Avuçlarını yaladılar!
“Bitti
mi, bitecek mi?” diye sorarsanız, cevabımız net: Hayır!
“Peki, bunlarla
işbirlikçi olmamak için yanlışları, eksikleri söylemeyecek miyiz, daha iyi
alternatif çözümleri önermeyecek miyiz?” diye sorarsanız cevabımız ne olur?
Bunun
cevabı da önceki sorunun cevabı gibi açık ve nettir: Eğer yanlışı, eksiği,
kusuru görmüşsek ve söylemezsek, yine onlarla işbirliği yapanlar gibi oluruz.

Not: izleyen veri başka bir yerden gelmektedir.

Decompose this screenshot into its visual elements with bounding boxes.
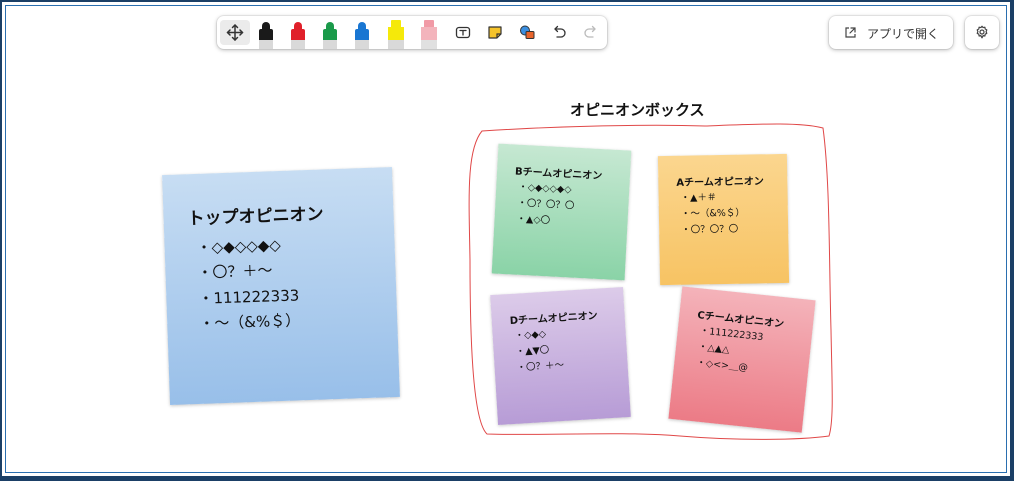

Burada önemli olan, gerçekten yanlışı, eksiği veya kusuru söylemek, “Yanlış, eksik, kusur söyleyeceğim” diye
iftira atmamak, iftira atanların iftiralarını yaymamaktır. Doğru ve dürüst
çalışanlara iftira atmak, iftira atanların askeri olmak tam bir işbirlikçiliktir!
Hakkın,
doğrunun, iyinin, güzelin yanında olmak; Joe Biden, Trump, Putin, Macron, Sisi,
Hafter, Miçotakis, Netanyahu gibilere sert bir tokattır.
Öte
yandan işbirlikçilerin gazına gelip ülkemizin binalarına, arabalarına,
yollarına, çiçeklerine, ormanlarına, barajlarına zarar vermek de tam bir
işbirlikçiliktir!
Eğer
bir muhalefet mensubu memleketimizin meselelerine alternatif çözümler
üretmiyorsa, doğru değil de yalan söylüyorsa, düzgün çalışan siyasetçi ve kamu
görevlisine iftira ediyorsa, o da Türkiye’ye düşmanlık yapanların
işbirlikçisidir!
Eğer
bir kamu görevlisi devleti zarara uğratıyorsa, vatandaşa zulmediyorsa, bilin ki
o da katıksız bir işbirlikçidir!
Bir
sanatçı, bu ülkenin gençlerini ahlâksızlık ve uyuşturucuya teşvik ediyor,
onları böylelikle mahvediyorsa, o sanatçı da o mezkûr Türkiye düşmanı ekibin
yerli uzantısıdır!
Netîce
olarak, nasıl Obama’dan sonra Trump gelince, Sarkozy ve diğerlerinden sonra
Macron gelince, Çipras’tan sonra Miçotakis gelince farklı, hattâ zıt siyâsî
görüşten bile olsalar Türkiye düşmanlığında istikrarlı ve sürekli
olabiliyorlarsa, bizim de her türlü siyâsî görüş, inanç, anlayış ve sair
farklarımıza rağmen Türkiye dostluğunda, Türkiye menfaatlerinin yanında yer
alabiliyor olmamız lâzım.
Eğer
her türlü farkına, Türkiye’den karnını doyurmasına, nemalanmasına rağmen Türkiye
düşmanlarının yanında yer alabiliyorlarsa, bizden asla saygı, muhabbet, destek
ve anlayış beklemesinler! Allah’ın izniyle işbirliği yaptıklarının karşısında
asırlardır nasıl duruyorsak, bundan sonra da durmaya devam ederiz.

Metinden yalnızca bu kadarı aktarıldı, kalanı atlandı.